Bastaba hablar con él una sola vez para quedar prendado de la dulzura y elegancia de sus modales, de la
jovialidad de su trato, de la oportunidad y gracia de sus palabras. Esto explica, en parte, la fascinación que
ejercía sobre sus muchachos, a los que atraía irresistiblemente. De sus corazones siempre abiertos y
confiados, saltaba a sus rostros ese atractivo especial que constituye, diría yo, la transparencia del alma.
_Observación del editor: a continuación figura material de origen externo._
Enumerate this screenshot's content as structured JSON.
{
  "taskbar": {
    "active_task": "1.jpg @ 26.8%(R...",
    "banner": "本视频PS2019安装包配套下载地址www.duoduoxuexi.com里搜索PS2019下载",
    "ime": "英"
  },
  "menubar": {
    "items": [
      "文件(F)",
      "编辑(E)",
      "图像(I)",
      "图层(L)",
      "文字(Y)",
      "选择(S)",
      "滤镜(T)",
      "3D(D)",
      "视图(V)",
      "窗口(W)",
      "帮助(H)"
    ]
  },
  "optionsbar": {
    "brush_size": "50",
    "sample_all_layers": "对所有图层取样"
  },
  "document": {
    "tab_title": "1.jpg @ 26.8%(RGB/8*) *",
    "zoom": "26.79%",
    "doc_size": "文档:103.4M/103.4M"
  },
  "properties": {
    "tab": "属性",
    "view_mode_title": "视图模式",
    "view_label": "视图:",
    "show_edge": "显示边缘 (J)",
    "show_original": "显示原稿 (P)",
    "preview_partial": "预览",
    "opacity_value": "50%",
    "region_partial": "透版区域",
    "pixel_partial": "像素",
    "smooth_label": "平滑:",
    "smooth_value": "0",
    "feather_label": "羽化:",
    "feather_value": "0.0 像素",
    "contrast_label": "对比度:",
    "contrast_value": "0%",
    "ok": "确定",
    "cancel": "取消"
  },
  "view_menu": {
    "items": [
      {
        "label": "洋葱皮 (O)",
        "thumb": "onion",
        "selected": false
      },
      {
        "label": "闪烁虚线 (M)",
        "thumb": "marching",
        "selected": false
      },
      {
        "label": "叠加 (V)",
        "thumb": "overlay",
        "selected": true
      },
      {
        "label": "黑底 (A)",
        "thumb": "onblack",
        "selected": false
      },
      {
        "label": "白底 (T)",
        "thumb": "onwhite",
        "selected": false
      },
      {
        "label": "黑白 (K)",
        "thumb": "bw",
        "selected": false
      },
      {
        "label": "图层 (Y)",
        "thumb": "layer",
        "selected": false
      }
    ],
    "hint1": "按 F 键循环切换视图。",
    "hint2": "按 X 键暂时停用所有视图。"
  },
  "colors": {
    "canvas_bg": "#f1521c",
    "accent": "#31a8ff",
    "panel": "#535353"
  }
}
Lo
rodeaban con alegría inefable, y les costaba tanto separarse de su lado, que no sabían decidirse a marchar:
casi era preciso que el mismo don Bosco se los quitase de encima.

José Buzzetti, y cien más con él, nos contaron muchas veces que la fisonomía de don Bosco tenía una
expresión simpática, tan bella, tan amable, tan angelical, que no parecía de este mundo; su mirada y su
sonrisa trasparentaban el encanto de la santidad que llevaba dentro de ((117)) sí. Cientos de veces se oía
repetir a los muchachos que le rodeaban: «¡parece nuestro Señor!», frase que se les hizo habitual.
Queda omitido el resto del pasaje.